Cuando el ciudadano común pierde el sentimiento de confianza y seguridad en las instituciones oficiales, percibe que en tales condiciones, la vida no vale nada.
Secuestro, desaparición y muerte son tres sustantivos concretos y al mismo tiempo, propios
de las sociedades en las que los grupos de poder fáctico, llámense estos ejércitos,
escuadrones de la muerte, paramilitares, maras, mafias o carteles de la droga
toman las riendas del estado soberano, ya sea violentamente o por la seducción
del poderoso caballero Don Dinero, que todo lo compra, soborna y corrompe.
La desaparición de los 43 estudiantes de la Escuela Normal Rural en el
pueblo de Ayotzinapa en el Estado de Guerrero, México, el pasado 26 de septiembre,
no tiene parangón en América Latina, pero no por el hecho en sí, puesto que Latinoamérica
es la región del mundo con mayor número de muertes violentas por homicidio y
armas de fuego, sino por la forma de operar de las fuerzas que
intervinieron en la acción.
En la “época dorada” de las dictaduras militares en Centro- y Suramérica,
allá por los sesenta y setenta del siglo pasado, los secuestros, desapariciones,
ajusticiamientos sumarios y las “caravanas de la muerte” por razones políticas,
fueron el instrumento preferido de los aparatos represivos gubernamentales para
aterrorizar a la ciudadanía y los crímenes se cometían de acuerdo a un esquema,
por regla general, jerárquicamente establecido: Fuerza Armada, aparato de
inteligencia, servicios secretos, Policía Nacional y en colaboración directa
con grupos fascistas y/o paramilitares. De acuerdo a este “guión
contrainsurgente”, en la Plaza de Tlatelolco ( La noche de Tlatelolco), en el centro de la ciudad de México, la noche
del 2 de octubre de 1968 tuvo lugar una batalla campal, sangrienta y desigual
que enlutó a la nación azteca entera. El mitin estudiantil contra el gobierno
priísta presidido por Gustavo Díaz Ordaz, se convirtió en un infierno dantesco
y la lluvia de disparos dejó decenas de cadáveres sobre las baldosas del ágora
de Tlatelolco. En el caso de Ayotzinapa/Iguala, los estudiantes fueron
detenidos por agentes de la policía municipal por intento de “subversión del
orden público”; encarcelados y posteriormente “recogidos” por “agentes” del
municipio de Cocula, quienes finalmente los “entregaron” a los sicarios del
cartel “Guerreros Unidos”, según informa el periódico español El País (La noche de Iguala).

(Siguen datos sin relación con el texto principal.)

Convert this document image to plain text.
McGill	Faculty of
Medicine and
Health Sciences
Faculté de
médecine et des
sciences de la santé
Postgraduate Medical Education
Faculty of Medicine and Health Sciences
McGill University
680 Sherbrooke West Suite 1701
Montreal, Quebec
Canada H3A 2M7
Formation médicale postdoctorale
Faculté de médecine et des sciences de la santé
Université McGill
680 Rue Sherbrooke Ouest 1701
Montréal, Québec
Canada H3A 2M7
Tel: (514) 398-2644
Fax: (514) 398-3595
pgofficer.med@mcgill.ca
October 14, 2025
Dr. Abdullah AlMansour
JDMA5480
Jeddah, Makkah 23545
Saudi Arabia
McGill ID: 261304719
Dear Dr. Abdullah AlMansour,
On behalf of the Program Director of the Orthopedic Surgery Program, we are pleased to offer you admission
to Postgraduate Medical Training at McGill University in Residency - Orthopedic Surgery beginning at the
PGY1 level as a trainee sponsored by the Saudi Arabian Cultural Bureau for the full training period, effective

Lo de Ayotzinapa fue una acción conjunta en la que
participaron “agentes oficiales”, “agentes extraoficiales” y criminales a sueldo.
Es decir, que en México, uno tiene la impresión que las fronteras entre el
crimen organizado y la violencia institucional son tan permeables que bien
podría hablarse de una “fluida cooperación osmótica”. Esta forma de operar es
característica en un Estado en el que la mafia y los barones de la droga han
corroído y corrompido los poderes ejecutivo, judicial y legislativo.

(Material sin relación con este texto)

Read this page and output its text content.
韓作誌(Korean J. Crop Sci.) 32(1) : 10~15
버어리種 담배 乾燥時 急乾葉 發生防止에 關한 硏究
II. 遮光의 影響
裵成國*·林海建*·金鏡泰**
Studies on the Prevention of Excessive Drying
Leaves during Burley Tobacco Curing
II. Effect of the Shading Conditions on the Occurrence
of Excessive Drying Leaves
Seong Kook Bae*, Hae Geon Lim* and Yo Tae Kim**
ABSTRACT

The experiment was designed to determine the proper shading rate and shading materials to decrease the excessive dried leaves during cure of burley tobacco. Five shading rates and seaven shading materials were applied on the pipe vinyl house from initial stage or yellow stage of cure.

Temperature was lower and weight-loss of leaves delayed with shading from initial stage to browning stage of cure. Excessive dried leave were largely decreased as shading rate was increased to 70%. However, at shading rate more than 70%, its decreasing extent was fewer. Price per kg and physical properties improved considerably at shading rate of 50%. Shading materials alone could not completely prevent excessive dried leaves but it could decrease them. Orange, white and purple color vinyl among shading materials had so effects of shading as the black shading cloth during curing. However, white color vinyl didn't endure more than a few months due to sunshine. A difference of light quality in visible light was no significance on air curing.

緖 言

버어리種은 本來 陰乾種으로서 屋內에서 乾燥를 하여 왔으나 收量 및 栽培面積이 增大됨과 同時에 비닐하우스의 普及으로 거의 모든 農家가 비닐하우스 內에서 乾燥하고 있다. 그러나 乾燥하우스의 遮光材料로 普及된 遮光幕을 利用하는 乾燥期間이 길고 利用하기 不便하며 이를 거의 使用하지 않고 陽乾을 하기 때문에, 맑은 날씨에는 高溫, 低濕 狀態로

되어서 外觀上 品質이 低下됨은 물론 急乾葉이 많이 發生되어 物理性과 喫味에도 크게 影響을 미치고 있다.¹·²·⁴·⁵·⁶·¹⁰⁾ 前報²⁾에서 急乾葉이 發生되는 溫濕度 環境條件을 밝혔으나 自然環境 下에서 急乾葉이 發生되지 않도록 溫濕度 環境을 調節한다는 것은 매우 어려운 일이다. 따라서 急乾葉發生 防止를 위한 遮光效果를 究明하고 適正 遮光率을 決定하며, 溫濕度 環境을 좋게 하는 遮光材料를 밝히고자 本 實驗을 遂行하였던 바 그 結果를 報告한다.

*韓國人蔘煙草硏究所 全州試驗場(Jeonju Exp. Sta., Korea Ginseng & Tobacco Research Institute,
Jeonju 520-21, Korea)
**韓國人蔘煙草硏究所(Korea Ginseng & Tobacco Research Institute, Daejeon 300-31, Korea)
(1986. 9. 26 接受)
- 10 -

México, esa bella y gran nación hermana, que un día elaboró el “Plan de
Independencia de la América Septentrional”, conocido popularmente como el Plan
de Iguala, firmado por Agustín de Iturbide y Vicente Guerrero, nos da hoy el
ejemplo del crimen de Ayotzinapa, que pone al desnudo la relación simbiótica
entre las instituciones gubernamentales y los Carteles de la Droga. En esto,
México lindo y querido, ningún país de América Latina te iguala.